Тетушка Зайнаб поняла, что ее хитрость раскрыта, и испуганно забормотала:

— Уходит, уходит. Завтра уходит…

— И правильно делает. Разве можно перечить великим и почтенным? Нельзя перечить. Пусть он уходит подальше, пусть степь наша укроет Санджара пока не забудется его дерзновенный поступок.

Он усмехнулся в седую, пожелтевшую от времени бороду, и добавил:

— А в молитве я, тетушка Зайнаб, написал имя Санджара. Исправить, что ли?

— Да нет, пусть уже останется…

Она ушла в смятении, пораженная проницательностью имама, преисполненная благоговейным к нему почтением.

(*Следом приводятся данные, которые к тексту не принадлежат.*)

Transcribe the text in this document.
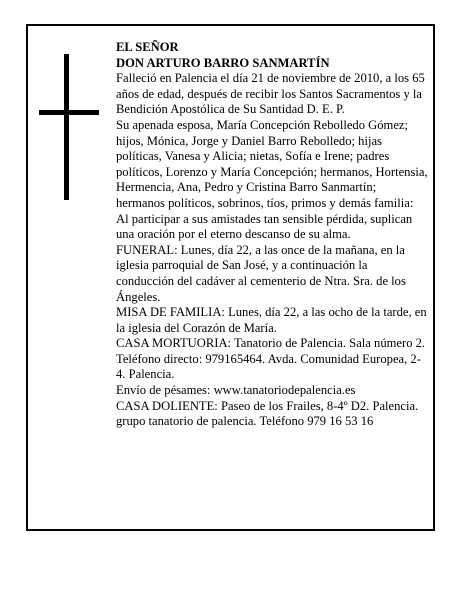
EL SEÑOR

DON ARTURO BARRO SANMARTÍN

Falleció en Palencia el día 21 de noviembre de 2010, a los 65 años de edad, después de recibir los Santos Sacramentos y la Bendición Apostólica de Su Santidad D. E. P.

Su apenada esposa, María Concepción Rebolledo Gómez; hijos, Mónica, Jorge y Daniel Barro Rebolledo; hijas políticas, Vanesa y Alicia; nietas, Sofía e Irene; padres políticos, Lorenzo y María Concepción; hermanos, Hortensia, Hermencia, Ana, Pedro y Cristina Barro Sanmartín; hermanos políticos, sobrinos, tíos, primos y demás familia:

Al participar a sus amistades tan sensible pérdida, suplican una oración por el eterno descanso de su alma.

FUNERAL: Lunes, día 22, a las once de la mañana, en la iglesia parroquial de San José, y a continuación la conducción del cadáver al cementerio de Ntra. Sra. de los Ángeles.

MISA DE FAMILIA: Lunes, día 22, a las ocho de la tarde, en la iglesia del Corazón de María.

CASA MORTUORIA: Tanatorio de Palencia. Sala número 2. Teléfono directo: 979165464. Avda. Comunidad Europea, 2-4. Palencia.

Envío de pésames: www.tanatoriodepalencia.es

CASA DOLIENTE: Paseo de los Frailes, 8-4º D2. Palencia.

grupo tanatorio de palencia. Teléfono 979 16 53 16
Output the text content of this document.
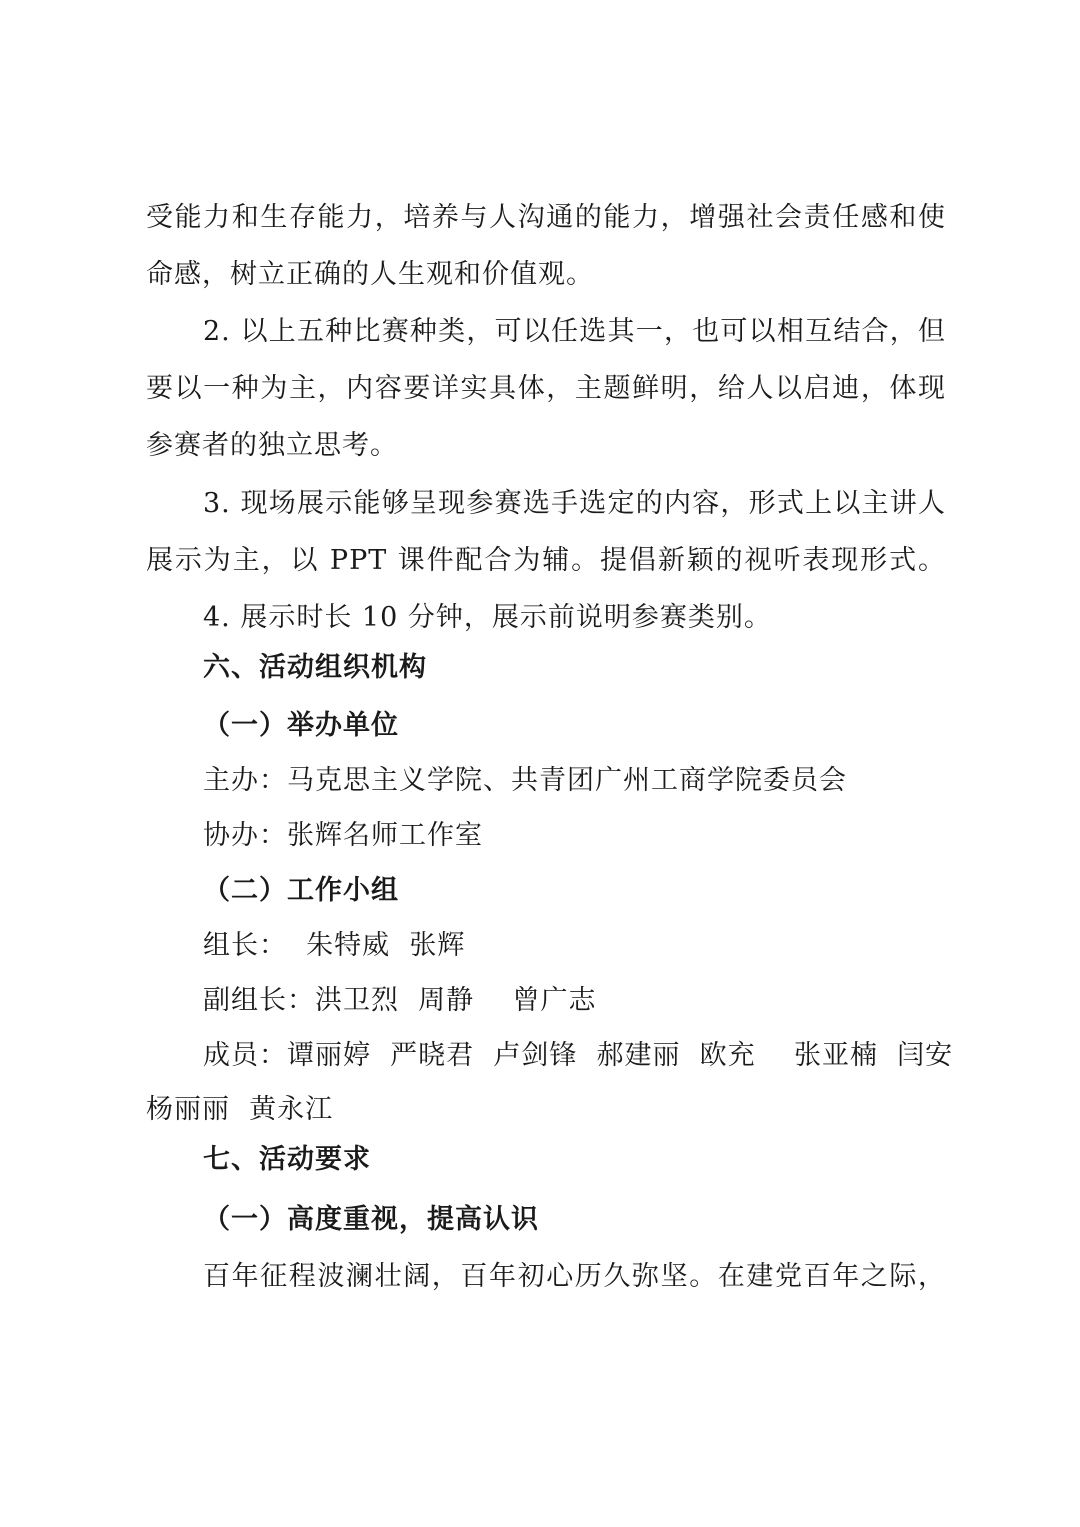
受能力和生存能力，培养与人沟通的能力，增强社会责任感和使
命感，树立正确的人生观和价值观。
2. 以上五种比赛种类，可以任选其一，也可以相互结合，但
要以一种为主，内容要详实具体，主题鲜明，给人以启迪，体现
参赛者的独立思考。
3. 现场展示能够呈现参赛选手选定的内容，形式上以主讲人
展示为主，以 PPT 课件配合为辅。提倡新颖的视听表现形式。
4. 展示时长 10 分钟，展示前说明参赛类别。
六、活动组织机构
（一）举办单位
主办：马克思主义学院、共青团广州工商学院委员会
协办：张辉名师工作室
（二）工作小组
组长：  朱特威  张辉
副组长：洪卫烈  周静    曾广志
成员：谭丽婷  严晓君  卢剑锋  郝建丽  欧充    张亚楠  闫安
杨丽丽  黄永江
七、活动要求
（一）高度重视，提高认识
百年征程波澜壮阔，百年初心历久弥坚。在建党百年之际，
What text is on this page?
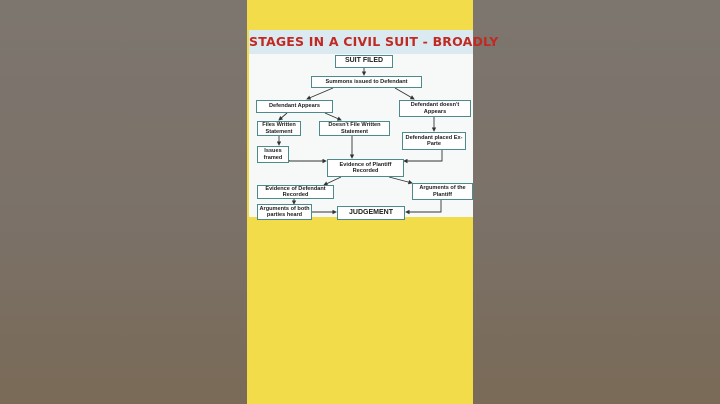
STAGES IN A CIVIL SUIT - BROADLY
SUIT FILED
Summons issued to Defendant
Defendant Appears	Defendant doesn't Appears
Files Written Statement
Doesn't File Written Statement
Defendant placed Ex-Parte
Issues framed
Evidence of Plantiff Recorded
Evidence of Defendant Recorded
Arguments of the Plantiff
Arguments of both parties heard	JUDGEMENT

На рассвете тетушка Зайнаб пришла будить своего мальчика, свое счастье. Прикосновение рук, надевавших на него амулет, разбудло Санджара. Он поспешил, встать.

Утром пили ширчай, сытное кушанье из горячего молока, заваренного зеленым чаем, овечьего масла и кусков лепешки, сдобренное пахучим черным перцем. После завтрака тетушка Зайнаб читала племяннику, согласно обычаю, наставления.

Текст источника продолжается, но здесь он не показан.